Sri Lanka also has recreational facilities such as beautiful beaches, rich history, among other things that makes it a leisure center and a business center.

The approach therefore leads the finance and accounting reasons why everyone wants outsource of Sri Lanka. There are so many companies that outsource in these two sectors.

Outsourcing in Sri Lanka is that it comes with several incentives, some of which are cheap labor with excellent work ethic.

Moreover, the time lag with the West, especially the U.S., where there is a difference of about 12 hours of information and services could be hired and work during the day, so it is cheaper.

Outsourcing in Sri Lanka will be more favorable than the country produces so many graduates as well as graduates who are unable to get jobs full time. These professionals could be subcontracted to do some work as web design and maintenance jobs blogs, as well as in relation to the data entry. Sellers who have such jobs will find Sri Lanka a place to be in.

Sri Lanka is also benefiting from outsourcing not only at sea, but of the many research and development that have been developed under the outsourcing business model. Like most Asian countries, Sri Lanka also offers cheap labor compared to developed Western industrial powers and therefore outsourcing in Sri Lanka comes with the best offers.

Besides that, subject to resources and lack of experience in the outsourcing business. These are the setbacks that the country needs to address quickly to reach the same level as their neighbors.

National development programs focus on competition to ensure that Sri Lanka becomes a center of excellence and has had attention in several areas. Some of these areas focused on include software services sector that throws its weight in the banking, telecommunications and insurance sector is definitely going to boost BPO companies in Sri Lanka and make them more competitive worldwide. In addition to the IT-BPO has already been identified by the government as a key force in the growth of subcontractors.

Sri Lanka going to share some of the unique attributes that has made India stand out and is favored especially by the company outsourced offshore. These factors are the high level of literacy and specialty in the English language and Western legal model. This attracts many sellers from the west procedures found in Sri Lanka outsourcing easy so end up settling there.

To better promote outsourcing, Sri Lanka has created its own trade association, which aims Slasscom increasing competitiveness in the BPO business. In addition, Sri Lanka has more than seven telecom operators and an international connection through three submarine cables. Connects satellite, 3G, broadband and lease line are also available thereby increasing outsourcing of Sri Lanka especially in the IT BPO is one of the most developed in the affairs of Sri Lanka BPO.

There are a lot of disparities in populations through various parts of the world with developed countries mostly have less population, especially in the Western world. In contrast, less developed countries have high population especially Asian countries.
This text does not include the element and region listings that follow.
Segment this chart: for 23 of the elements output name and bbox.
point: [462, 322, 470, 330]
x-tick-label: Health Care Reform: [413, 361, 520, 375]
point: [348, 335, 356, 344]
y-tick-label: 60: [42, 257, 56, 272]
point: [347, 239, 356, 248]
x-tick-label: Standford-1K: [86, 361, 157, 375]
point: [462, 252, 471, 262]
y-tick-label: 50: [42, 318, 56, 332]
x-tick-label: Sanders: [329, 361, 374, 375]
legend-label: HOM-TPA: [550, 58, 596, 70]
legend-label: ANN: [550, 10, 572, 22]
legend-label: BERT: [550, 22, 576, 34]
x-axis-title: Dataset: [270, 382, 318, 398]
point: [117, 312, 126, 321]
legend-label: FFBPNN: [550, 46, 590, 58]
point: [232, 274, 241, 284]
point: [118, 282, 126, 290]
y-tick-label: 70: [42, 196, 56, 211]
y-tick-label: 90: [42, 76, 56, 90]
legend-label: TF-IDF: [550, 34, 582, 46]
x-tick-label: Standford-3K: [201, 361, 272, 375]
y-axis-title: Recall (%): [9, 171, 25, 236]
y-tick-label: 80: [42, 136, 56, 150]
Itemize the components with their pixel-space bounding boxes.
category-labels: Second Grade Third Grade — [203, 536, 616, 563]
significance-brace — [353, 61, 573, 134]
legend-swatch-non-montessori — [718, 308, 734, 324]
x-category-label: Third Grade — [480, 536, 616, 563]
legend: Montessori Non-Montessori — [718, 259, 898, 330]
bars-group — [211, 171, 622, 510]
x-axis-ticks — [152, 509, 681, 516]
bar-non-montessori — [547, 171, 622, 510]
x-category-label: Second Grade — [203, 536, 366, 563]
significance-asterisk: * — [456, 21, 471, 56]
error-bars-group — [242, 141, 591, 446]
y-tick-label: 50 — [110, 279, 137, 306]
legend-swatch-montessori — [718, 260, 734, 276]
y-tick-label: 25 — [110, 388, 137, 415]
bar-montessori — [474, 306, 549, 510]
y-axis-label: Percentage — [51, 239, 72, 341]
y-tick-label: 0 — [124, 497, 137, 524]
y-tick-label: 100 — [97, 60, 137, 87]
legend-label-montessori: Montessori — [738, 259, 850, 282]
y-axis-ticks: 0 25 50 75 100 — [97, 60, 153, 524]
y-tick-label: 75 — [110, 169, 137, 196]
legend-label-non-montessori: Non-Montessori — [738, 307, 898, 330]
This has created the essence of offshore outsourcing in a company that operates in some particular countries hires another based company to give it a different labor and services needed country. Some of the key areas in which outsourcing is well developed include, finance, administration, payroll administration, customer service and so on.

The main reason a company prefer outsourcing is the aspect of cheap labor. Some countries such as India and China have huge populations and workmanship of this cheaply. This has led many companies, especially outsourcing of U.S. origin in these countries. This does not work alone, some of these countries have well developed business partnerships that have worked well to ensure that their countries are competitive and offer preferred subcontractors.

India is the largest recipient of outsourcing abroad, with a market share of almost 60% of the global volume. However, recently there have been several new arrivals as Sri Lanka and Malaysia Philippines.As outsourcing can become a major source of income for Sri Lanka we have to learn lessons from India.As and we identify the strengths, weaknesses, opportunities and threats accurately and pursue strategies to capture a significant market share in outsourcing.